Doing string manipulation to work with numbers is almost always the wrong approach.

To get the second digit use the following;

int digitnum = 2;

int length = (int)Math.log10(mi));
int digit = (int)((mi/Math.pow(base,length-digitnum+1))%base);

If you want a different digit than the second change digitnum.

To avoid uncertainty with regards to floating point numbers you can use a integer math library like guavas IntMath

Answer 7

Let's take a look

System.out.println(numStr.charAt(1));
firstDigit =  numStr.charAt(1);
System.out.println(firstDigit);

The result wouldn't be the same you will get

1
49

This happens because your firstDigit is int. Change it to char and you will get expected result

Answer 8

You can also do like below,

firstDigit = Integer.parseInt( numStr.charAt(1)+"");

So it will print second digit from long number.

Answer 9

Some things which have not been mentioned yet:

• The second digit for integer datatypes is undefined if the long number is 0-9 (No, it is not zero. Integers do not have decimal places, this is only correct for floating-point numbers. Even then you must return undefined for NaN or an infinity value). In this case you should return a sentinel like e.g. -1 to indicate that there is no second digit.

• Using log10 to get specific digits looks elegant, but they are 1. one of the numerically most expensive functions and 2. do often give incorrect results in edge cases.

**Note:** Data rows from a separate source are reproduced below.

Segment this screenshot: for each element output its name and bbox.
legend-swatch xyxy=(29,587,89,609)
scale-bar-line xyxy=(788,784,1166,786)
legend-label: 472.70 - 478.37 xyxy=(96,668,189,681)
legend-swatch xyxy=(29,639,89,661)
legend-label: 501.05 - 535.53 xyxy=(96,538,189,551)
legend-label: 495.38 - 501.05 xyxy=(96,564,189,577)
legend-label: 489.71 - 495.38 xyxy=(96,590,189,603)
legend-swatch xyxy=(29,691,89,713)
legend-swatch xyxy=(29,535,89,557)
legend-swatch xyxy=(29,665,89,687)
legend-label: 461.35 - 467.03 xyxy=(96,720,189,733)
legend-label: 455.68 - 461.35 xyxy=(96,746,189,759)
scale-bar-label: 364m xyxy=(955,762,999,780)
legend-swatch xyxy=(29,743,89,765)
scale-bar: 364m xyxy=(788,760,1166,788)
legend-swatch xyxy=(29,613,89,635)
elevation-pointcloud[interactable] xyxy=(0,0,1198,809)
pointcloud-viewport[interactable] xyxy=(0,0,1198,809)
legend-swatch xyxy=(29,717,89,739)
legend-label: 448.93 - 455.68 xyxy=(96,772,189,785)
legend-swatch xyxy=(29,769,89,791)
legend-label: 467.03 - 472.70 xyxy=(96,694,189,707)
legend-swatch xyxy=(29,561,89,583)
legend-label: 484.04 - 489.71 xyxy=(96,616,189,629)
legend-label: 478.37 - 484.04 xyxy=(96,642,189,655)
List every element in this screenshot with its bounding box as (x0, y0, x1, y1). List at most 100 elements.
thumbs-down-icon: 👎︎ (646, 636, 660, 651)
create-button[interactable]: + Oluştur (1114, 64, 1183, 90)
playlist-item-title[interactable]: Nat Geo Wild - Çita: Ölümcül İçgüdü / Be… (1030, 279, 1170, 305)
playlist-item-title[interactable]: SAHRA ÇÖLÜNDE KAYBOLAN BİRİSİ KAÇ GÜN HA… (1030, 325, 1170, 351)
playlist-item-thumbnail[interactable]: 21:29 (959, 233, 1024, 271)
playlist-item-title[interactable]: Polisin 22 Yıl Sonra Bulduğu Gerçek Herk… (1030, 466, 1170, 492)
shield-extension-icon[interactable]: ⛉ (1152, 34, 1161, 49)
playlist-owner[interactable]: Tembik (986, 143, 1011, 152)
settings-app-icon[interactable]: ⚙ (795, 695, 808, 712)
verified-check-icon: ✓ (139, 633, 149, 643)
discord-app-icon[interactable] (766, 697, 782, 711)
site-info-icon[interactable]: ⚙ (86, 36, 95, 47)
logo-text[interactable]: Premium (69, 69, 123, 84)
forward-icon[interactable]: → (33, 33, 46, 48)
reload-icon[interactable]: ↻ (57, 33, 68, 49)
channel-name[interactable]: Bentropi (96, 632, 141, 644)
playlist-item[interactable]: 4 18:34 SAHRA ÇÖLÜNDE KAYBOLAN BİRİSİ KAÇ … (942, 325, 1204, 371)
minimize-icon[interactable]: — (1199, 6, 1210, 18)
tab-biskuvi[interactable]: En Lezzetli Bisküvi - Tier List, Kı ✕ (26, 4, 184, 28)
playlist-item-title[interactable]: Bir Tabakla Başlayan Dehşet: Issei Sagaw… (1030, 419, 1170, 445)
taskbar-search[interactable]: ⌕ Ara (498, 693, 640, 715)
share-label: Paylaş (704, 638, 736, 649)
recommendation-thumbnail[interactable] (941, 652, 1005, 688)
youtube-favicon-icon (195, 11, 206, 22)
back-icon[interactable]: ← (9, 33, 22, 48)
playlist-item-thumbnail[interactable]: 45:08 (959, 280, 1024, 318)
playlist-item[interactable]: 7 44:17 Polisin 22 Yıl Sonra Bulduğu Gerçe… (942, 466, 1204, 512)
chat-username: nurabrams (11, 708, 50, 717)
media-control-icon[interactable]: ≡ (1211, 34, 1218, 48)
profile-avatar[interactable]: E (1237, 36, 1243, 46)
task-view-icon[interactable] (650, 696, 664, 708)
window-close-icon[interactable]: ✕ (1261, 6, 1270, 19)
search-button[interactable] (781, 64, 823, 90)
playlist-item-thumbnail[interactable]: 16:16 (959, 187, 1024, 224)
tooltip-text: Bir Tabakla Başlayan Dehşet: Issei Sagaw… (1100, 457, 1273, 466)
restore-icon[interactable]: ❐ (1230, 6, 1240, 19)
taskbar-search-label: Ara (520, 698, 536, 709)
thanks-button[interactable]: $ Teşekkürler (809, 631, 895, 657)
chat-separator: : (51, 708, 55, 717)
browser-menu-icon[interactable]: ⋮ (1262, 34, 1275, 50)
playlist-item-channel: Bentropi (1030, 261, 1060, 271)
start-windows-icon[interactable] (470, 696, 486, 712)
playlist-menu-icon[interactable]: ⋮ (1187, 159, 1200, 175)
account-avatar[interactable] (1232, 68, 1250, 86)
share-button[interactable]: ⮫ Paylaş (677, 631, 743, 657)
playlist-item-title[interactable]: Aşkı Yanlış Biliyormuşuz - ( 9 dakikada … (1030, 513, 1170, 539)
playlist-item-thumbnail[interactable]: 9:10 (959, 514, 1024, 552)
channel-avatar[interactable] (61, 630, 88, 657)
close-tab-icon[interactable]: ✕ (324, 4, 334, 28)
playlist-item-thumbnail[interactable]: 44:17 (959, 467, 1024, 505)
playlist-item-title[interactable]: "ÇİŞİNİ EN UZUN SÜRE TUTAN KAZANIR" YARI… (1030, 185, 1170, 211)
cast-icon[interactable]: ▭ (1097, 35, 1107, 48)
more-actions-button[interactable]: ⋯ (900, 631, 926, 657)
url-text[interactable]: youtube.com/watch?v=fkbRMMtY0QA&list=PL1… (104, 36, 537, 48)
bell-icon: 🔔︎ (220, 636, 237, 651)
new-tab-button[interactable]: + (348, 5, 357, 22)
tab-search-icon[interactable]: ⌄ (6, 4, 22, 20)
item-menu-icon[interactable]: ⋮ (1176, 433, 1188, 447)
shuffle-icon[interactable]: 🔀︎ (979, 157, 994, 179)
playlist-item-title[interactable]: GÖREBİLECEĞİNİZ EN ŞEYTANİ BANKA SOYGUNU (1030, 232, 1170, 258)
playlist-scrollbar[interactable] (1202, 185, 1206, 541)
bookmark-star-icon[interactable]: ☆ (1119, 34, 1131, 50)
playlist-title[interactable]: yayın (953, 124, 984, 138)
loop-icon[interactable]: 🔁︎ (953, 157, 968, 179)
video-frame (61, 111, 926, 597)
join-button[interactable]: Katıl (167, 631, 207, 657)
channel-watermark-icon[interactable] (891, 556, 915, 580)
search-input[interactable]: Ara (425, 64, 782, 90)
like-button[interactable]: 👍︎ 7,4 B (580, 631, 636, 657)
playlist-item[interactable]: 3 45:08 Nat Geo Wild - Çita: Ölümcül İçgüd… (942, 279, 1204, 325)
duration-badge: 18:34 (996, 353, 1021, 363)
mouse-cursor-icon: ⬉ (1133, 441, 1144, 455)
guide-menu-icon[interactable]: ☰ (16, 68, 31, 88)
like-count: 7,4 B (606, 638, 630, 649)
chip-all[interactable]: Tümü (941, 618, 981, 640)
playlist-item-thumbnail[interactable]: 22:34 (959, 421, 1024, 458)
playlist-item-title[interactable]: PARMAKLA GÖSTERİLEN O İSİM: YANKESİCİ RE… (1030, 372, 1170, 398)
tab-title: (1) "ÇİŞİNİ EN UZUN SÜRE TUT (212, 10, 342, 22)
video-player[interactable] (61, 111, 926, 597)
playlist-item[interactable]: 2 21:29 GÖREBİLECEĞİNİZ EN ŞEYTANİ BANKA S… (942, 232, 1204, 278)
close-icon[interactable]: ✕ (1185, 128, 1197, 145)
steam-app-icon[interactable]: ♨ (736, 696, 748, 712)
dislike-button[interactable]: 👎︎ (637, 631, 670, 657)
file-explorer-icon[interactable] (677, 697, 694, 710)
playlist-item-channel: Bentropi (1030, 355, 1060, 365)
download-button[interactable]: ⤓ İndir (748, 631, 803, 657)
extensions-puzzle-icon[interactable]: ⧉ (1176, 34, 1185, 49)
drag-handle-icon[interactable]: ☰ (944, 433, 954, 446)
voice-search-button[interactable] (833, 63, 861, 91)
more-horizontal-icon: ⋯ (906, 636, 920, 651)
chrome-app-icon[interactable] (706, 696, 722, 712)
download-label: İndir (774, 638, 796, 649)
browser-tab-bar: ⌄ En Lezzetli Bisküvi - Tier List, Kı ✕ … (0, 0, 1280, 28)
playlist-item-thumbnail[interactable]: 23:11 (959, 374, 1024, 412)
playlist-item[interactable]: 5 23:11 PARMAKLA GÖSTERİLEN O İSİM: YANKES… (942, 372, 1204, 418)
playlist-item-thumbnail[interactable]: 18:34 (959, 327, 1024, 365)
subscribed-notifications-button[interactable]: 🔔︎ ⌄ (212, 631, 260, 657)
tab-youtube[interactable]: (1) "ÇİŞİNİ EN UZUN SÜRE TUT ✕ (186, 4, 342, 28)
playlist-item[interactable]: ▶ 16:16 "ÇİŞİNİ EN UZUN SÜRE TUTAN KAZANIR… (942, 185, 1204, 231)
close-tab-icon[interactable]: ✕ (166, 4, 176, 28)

I will give some counterexamples later.

Performance could be improved further:

public static int getSecondDigit(long value) {
long tmp = value >= 0 ? value : -value;
if (tmp < 10) {
  return -1;
}

long    bigNumber = 1000000000000000000L;
boolean isBig     = value >= bigNumber;

long  decrement   = isBig ? 100000000000000000L : 1;
long  firstDigit  = isBig ? bigNumber : 10;
int   result      = 0;
if (!isBig) {
  long test = 100;

  while (true) {
    if (test > value) {
      break;
    }
    decrement = firstDigit;
    firstDigit = test;
    test *= 10;
  }
}



// Remove first
while (tmp >= firstDigit) {
  tmp -= firstDigit;
}

// Count second
while (tmp >= decrement) {
  tmp -= decrement;
  result++;
}

return result;
}

Comparison: 1 000 000 random longs

String.valueOf()/Character.getNumericValue(): 106 ms
Log/Pow by Taemyr: 151 ms
Div10 by @Gholamali-Irani: 45 ms
Routine above: 30 ms

This is not the end, it can be even faster by lookup tables decrementing 1/2/4/8, 10/20/40/80 and avoid the use of multiplication.

Answer 10

try this to get second char of your long

mi.toString().charAt(1);

Answer 11

How to get ASCII code

int ascii = 'A';
int ascii = 'a';

So if you assign a character to an integer, the integer will be holding the ASCII value of that character. Here I explicitly gave the values, in your code you are calling a method that returns a character, that's why you are getting ASCII instead of digit.